I am trying to test a disk space monitor we have setup.
For that purpose, I ran truncate -s 125G /publish/data/bigFile which should claim enough space for the alert to be triggered.
However, df -h shows for that partition:/dev/vdb1 196G 66G 121G 36% /publish/data
(which is to say, free space has not changed after running the truncate command.)
ls -lh on the file shows:-rw-r--r-- 1 username users 126G Aug 7 11:27 /publish/data/bigFile
mount output for /publish/data:/dev/vdb1 on /publish/data type ext4 (rw,relatime,data=ordered)
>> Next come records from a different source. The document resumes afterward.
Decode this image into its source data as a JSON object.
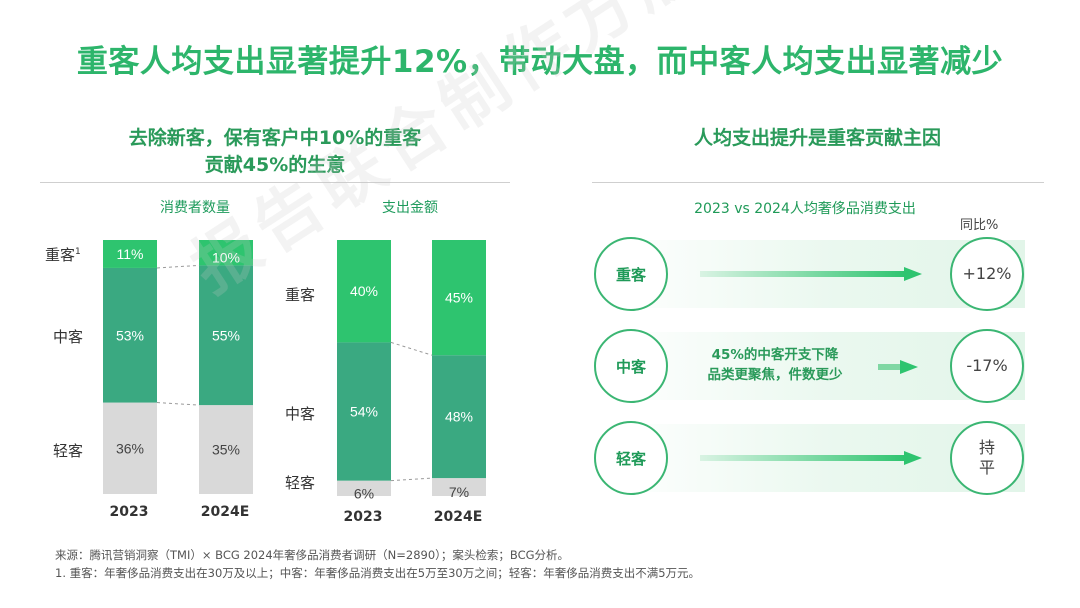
{
  "title": "重客人均支出显著提升12%，带动大盘，而中客人均支出显著减少",
  "left_section": {
    "heading_line1": "去除新客，保有客户中10%的重客",
    "heading_line2": "贡献45%的生意"
  },
  "right_section": {
    "heading": "人均支出提升是重客贡献主因",
    "comparison_title": "2023 vs 2024人均奢侈品消费支出",
    "yoy_header": "同比%",
    "rows": [
      {
        "segment": "重客",
        "value": "+12%"
      },
      {
        "segment": "中客",
        "value": "-17%",
        "note_line1": "45%的中客开支下降",
        "note_line2": "品类更聚焦，件数更少"
      },
      {
        "segment": "轻客",
        "value_line1": "持",
        "value_line2": "平"
      }
    ]
  },
  "chart_data": [
    {
      "type": "bar",
      "stacked": true,
      "normalized": true,
      "title": "消费者数量",
      "categories": [
        "2023",
        "2024E"
      ],
      "series": [
        {
          "name": "轻客",
          "values": [
            36,
            35
          ],
          "color": "#d9d9d9"
        },
        {
          "name": "中客",
          "values": [
            53,
            55
          ],
          "color": "#3aa981"
        },
        {
          "name": "重客",
          "values": [
            11,
            10
          ],
          "color": "#2ec46f"
        }
      ],
      "labels": [
        [
          "36%",
          "35%"
        ],
        [
          "53%",
          "55%"
        ],
        [
          "11%",
          "10%"
        ]
      ],
      "row_labels": [
        "重客",
        "中客",
        "轻客"
      ],
      "row_label_sup": "1"
    },
    {
      "type": "bar",
      "stacked": true,
      "normalized": true,
      "title": "支出金额",
      "categories": [
        "2023",
        "2024E"
      ],
      "series": [
        {
          "name": "轻客",
          "values": [
            6,
            7
          ],
          "color": "#d9d9d9"
        },
        {
          "name": "中客",
          "values": [
            54,
            48
          ],
          "color": "#3aa981"
        },
        {
          "name": "重客",
          "values": [
            40,
            45
          ],
          "color": "#2ec46f"
        }
      ],
      "labels": [
        [
          "6%",
          "7%"
        ],
        [
          "54%",
          "48%"
        ],
        [
          "40%",
          "45%"
        ]
      ],
      "row_labels": [
        "重客",
        "中客",
        "轻客"
      ]
    }
  ],
  "footnotes": {
    "source": "来源：腾讯营销洞察（TMI）× BCG 2024年奢侈品消费者调研（N=2890）；案头检索；BCG分析。",
    "note1": "1. 重客：年奢侈品消费支出在30万及以上；中客：年奢侈品消费支出在5万至30万之间；轻客：年奢侈品消费支出不满5万元。"
  },
  "watermark": "报告联合制作方版权所有",
  "colors": {
    "accent": "#2db56b",
    "heavy": "#2ec46f",
    "medium": "#3aa981",
    "light": "#d9d9d9"
  }
}
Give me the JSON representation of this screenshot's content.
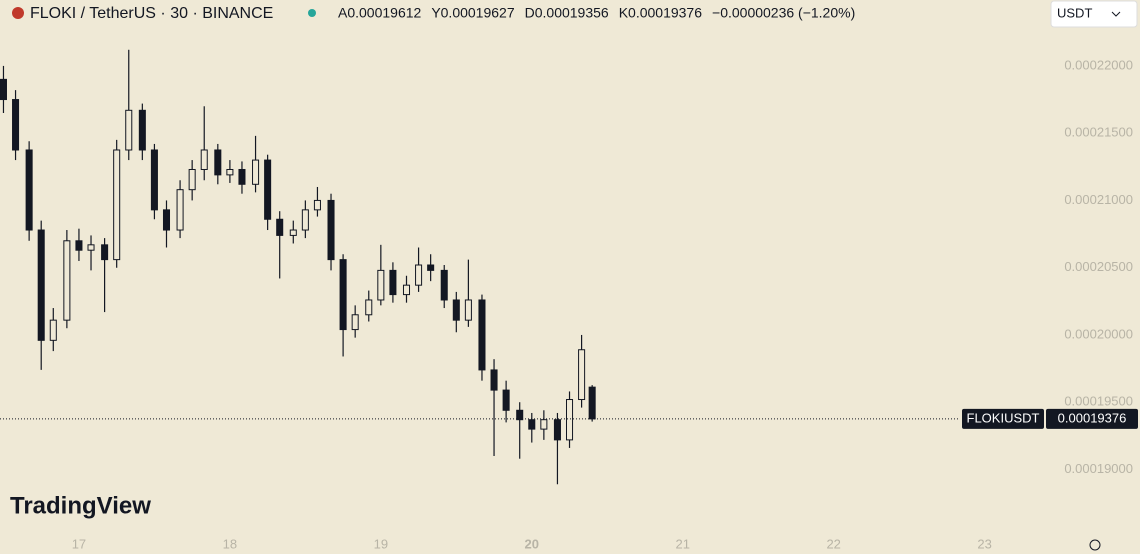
{
  "header": {
    "symbol": "FLOKI / TetherUS · 30 · BINANCE",
    "ohlc": [
      "A0.00019612",
      "Y0.00019627",
      "D0.00019356",
      "K0.00019376"
    ],
    "change": "−0.00000236 (−1.20%)"
  },
  "currency_selector": "USDT",
  "logo": "TradingView",
  "chart_data": {
    "type": "candlestick",
    "x": [
      16.5,
      16.58,
      16.67,
      16.75,
      16.83,
      16.92,
      17.0,
      17.08,
      17.17,
      17.25,
      17.33,
      17.42,
      17.5,
      17.58,
      17.67,
      17.75,
      17.83,
      17.92,
      18.0,
      18.08,
      18.17,
      18.25,
      18.33,
      18.42,
      18.5,
      18.58,
      18.67,
      18.75,
      18.83,
      18.92,
      19.0,
      19.08,
      19.17,
      19.25,
      19.33,
      19.42,
      19.5,
      19.58,
      19.67,
      19.75,
      19.83,
      19.92,
      20.0,
      20.08,
      20.17,
      20.25,
      20.33,
      20.4
    ],
    "open": [
      0.000219,
      0.0002175,
      0.00021375,
      0.0002078,
      0.0001996,
      0.0002011,
      0.000207,
      0.0002063,
      0.0002067,
      0.0002056,
      0.00021375,
      0.0002167,
      0.00021375,
      0.0002093,
      0.0002078,
      0.0002108,
      0.0002123,
      0.00021375,
      0.0002119,
      0.0002123,
      0.0002112,
      0.000213,
      0.0002086,
      0.0002074,
      0.0002078,
      0.0002093,
      0.00021,
      0.0002056,
      0.0002004,
      0.0002015,
      0.0002026,
      0.0002048,
      0.000203,
      0.0002037,
      0.0002052,
      0.0002048,
      0.0002026,
      0.0002011,
      0.0002026,
      0.0001974,
      0.0001959,
      0.0001944,
      0.0001937,
      0.000193,
      0.0001937,
      0.0001922,
      0.0001952,
      0.00019612
    ],
    "high": [
      0.00022,
      0.0002182,
      0.0002144,
      0.0002085,
      0.000202,
      0.0002078,
      0.0002079,
      0.0002074,
      0.0002072,
      0.0002145,
      0.0002212,
      0.0002172,
      0.0002142,
      0.00021,
      0.0002115,
      0.000213,
      0.000217,
      0.0002142,
      0.000213,
      0.0002129,
      0.0002148,
      0.0002134,
      0.0002092,
      0.0002085,
      0.00021,
      0.000211,
      0.0002105,
      0.000206,
      0.0002022,
      0.0002033,
      0.0002067,
      0.0002054,
      0.0002044,
      0.0002065,
      0.000206,
      0.0002052,
      0.0002032,
      0.0002056,
      0.000203,
      0.0001982,
      0.0001966,
      0.000195,
      0.0001942,
      0.0001944,
      0.0001942,
      0.0001958,
      0.0002,
      0.00019627
    ],
    "low": [
      0.0002165,
      0.000213,
      0.000207,
      0.0001974,
      0.0001988,
      0.0002005,
      0.0002055,
      0.0002048,
      0.0002017,
      0.000205,
      0.000213,
      0.000213,
      0.0002086,
      0.0002065,
      0.0002072,
      0.00021,
      0.0002115,
      0.0002112,
      0.0002113,
      0.0002105,
      0.0002106,
      0.0002078,
      0.0002042,
      0.0002068,
      0.0002072,
      0.0002088,
      0.0002048,
      0.0001984,
      0.0001998,
      0.000201,
      0.0002022,
      0.0002024,
      0.0002024,
      0.0002032,
      0.000204,
      0.000202,
      0.0002002,
      0.0002006,
      0.0001966,
      0.000191,
      0.0001935,
      0.0001908,
      0.000192,
      0.0001922,
      0.0001889,
      0.0001916,
      0.0001946,
      0.00019356
    ],
    "close": [
      0.0002175,
      0.00021375,
      0.0002078,
      0.0001996,
      0.0002011,
      0.000207,
      0.0002063,
      0.0002067,
      0.0002056,
      0.00021375,
      0.0002167,
      0.00021375,
      0.0002093,
      0.0002078,
      0.0002108,
      0.0002123,
      0.00021375,
      0.0002119,
      0.0002123,
      0.0002112,
      0.000213,
      0.0002086,
      0.0002074,
      0.0002078,
      0.0002093,
      0.00021,
      0.0002056,
      0.0002004,
      0.0002015,
      0.0002026,
      0.0002048,
      0.000203,
      0.0002037,
      0.0002052,
      0.0002048,
      0.0002026,
      0.0002011,
      0.0002026,
      0.0001974,
      0.0001959,
      0.0001944,
      0.0001937,
      0.000193,
      0.0001937,
      0.0001922,
      0.0001952,
      0.0001989,
      0.00019376
    ],
    "color": "#131722",
    "xlim": [
      16.477,
      23.4
    ],
    "xticks": [
      17,
      18,
      19,
      20,
      21,
      22,
      23
    ],
    "ylim": [
      0.0001855,
      0.0002249
    ],
    "yticks": [
      {
        "value": 0.00019,
        "label": "0.00019000"
      },
      {
        "value": 0.000195,
        "label": "0.00019500"
      },
      {
        "value": 0.0002,
        "label": "0.00020000"
      },
      {
        "value": 0.000205,
        "label": "0.00020500"
      },
      {
        "value": 0.00021,
        "label": "0.00021000"
      },
      {
        "value": 0.000215,
        "label": "0.00021500"
      },
      {
        "value": 0.00022,
        "label": "0.00022000"
      }
    ],
    "last_price": {
      "symbol": "FLOKIUSDT",
      "value": 0.00019376,
      "label": "0.00019376"
    }
  }
}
Edit: I also just realize, the numbers do not make sense:
196-66=130gb, so why df says 121gb free in the first place?
Answer
Can't see any documentation that supports it, but truncate must be creating a sparse file:
TESTtruncate -s 10G testfile
du testfile # shows the occupied size
0 testfile
du -h --apparent-size # shows apparent size
10G testfile
From the du man page:
--apparent-size
print apparent sizes, rather than disk usage;
although the apparent size is usually smaller, it
may be larger due to holes in ('sparse') files,
internal fragmentation, indirect blocks, and the
like
fallocate
Try using fallocate, it's very quick and does not create sparse files.